Private Investigator Kira Vance spends her days navigating the intricate labyrinth of Houston’s legal world, and she knows all of its shadowy players and dark secrets.
On a seemingly normal day, she’s delivering a report to her top client when suddenly everything goes sideways and the meeting ends in a bloodbath. Twenty-four hours later, the police have no suspects but one thing is clear: a killer has Kira in his sights.

Fiercely independent, Kira doesn’t expect—or want—help from anyone, least of all an unscrupulous lawyer and his elite security team. Instead, she launches her own investigation, hoping to uncover the answers that have eluded the police. But as Kira’s hunt for clues becomes more and more perilous, she realizes that she alone may hold the key to finding a vicious murderer. And she knows she must take help wherever she can find it if she wants to stay alive.

‘Her Deadly Secrets’ is the murder mystery aficionado’s sort of read—and a little different in than the usual Laura Griffin Tracers style—, as PI Kira Vance finds herself somewhat over her head investigating an associate’s murder and the hot-shot lawyer that she suddenly reports to.

But the security team that he’s called on her brings on a tagalong bodyguard that she resists, until it seems that what she’s looking at is a vicious killer who’s got her in his sights.

It’s a template that has been told many times before—variations on a theme in a way, that Kira Vance treads where many others have trodden before. As a police-procedural-type series with an intense focus on the unsolved crime, this works perfectly fine.

But the book’s billing as romantic suspense however, doesn’t, especially not when the romance has been written in awkwardly, with 2 people thrown together by force and then suddenly developing a romance when there’s a distinct lack of romantic chemistry between them.
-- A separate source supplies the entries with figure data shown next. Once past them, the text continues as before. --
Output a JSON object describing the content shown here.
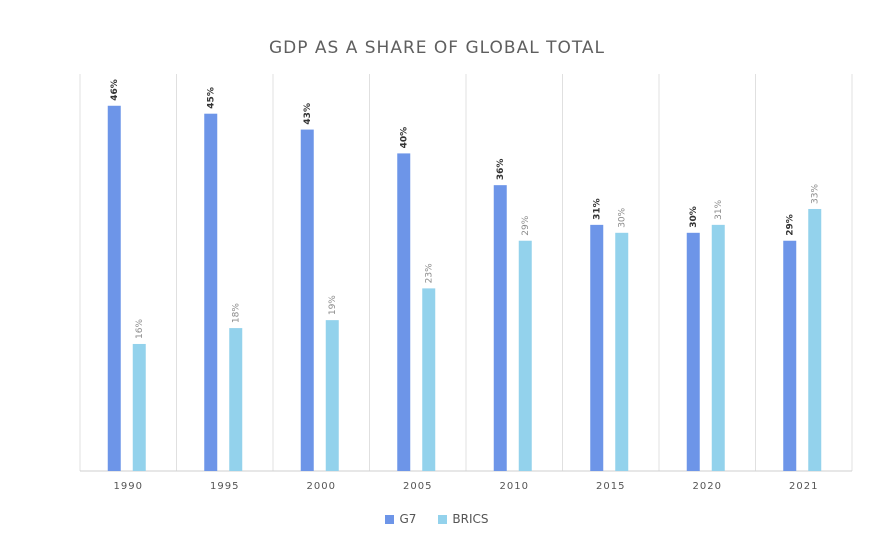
{
  "chart_data": {
    "type": "bar",
    "title": "GDP AS A SHARE OF GLOBAL TOTAL",
    "categories": [
      "1990",
      "1995",
      "2000",
      "2005",
      "2010",
      "2015",
      "2020",
      "2021"
    ],
    "series": [
      {
        "name": "G7",
        "color": "#6d95e8",
        "values": [
          46,
          45,
          43,
          40,
          36,
          31,
          30,
          29
        ],
        "labels": [
          "46%",
          "45%",
          "43%",
          "40%",
          "36%",
          "31%",
          "30%",
          "29%"
        ]
      },
      {
        "name": "BRICS",
        "color": "#93d2ec",
        "values": [
          16,
          18,
          19,
          23,
          29,
          30,
          31,
          33
        ],
        "labels": [
          "16%",
          "18%",
          "19%",
          "23%",
          "29%",
          "30%",
          "31%",
          "33%"
        ]
      }
    ],
    "ylim": [
      0,
      50
    ],
    "grid": "vertical category dividers",
    "legend": "bottom-center"
  }
}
For someone who expected a bit more of the latter after going through Griffin’s Tracers books, I was actually taken aback with surprise when the first kiss happened, left incredulous with anything that hinted of romance between them past the initial, weak attraction. In short, Kira/Jeremy as a pairing were sidelined here so much that I hesitated to even call this a connection (as hurriedly as it was developed) in favour of tying all the loose ends of the plot up.

It isn’t to say that the book isn’t written with Griffin’s usual aplomb: meticulously planned and executed with the kind of writing that pulls you in.

But the storytelling felt somewhat unbalanced—exciting at the start, only to head, rather frustratingly, into a lacklustre and sagging middle—along with a romance that hardly took off. In short, ‘Her Deadly Secrets’ is probably a book suited to those who prefer the journey of uncovering the whodunnit mystery than following the emotional development of the protagonists.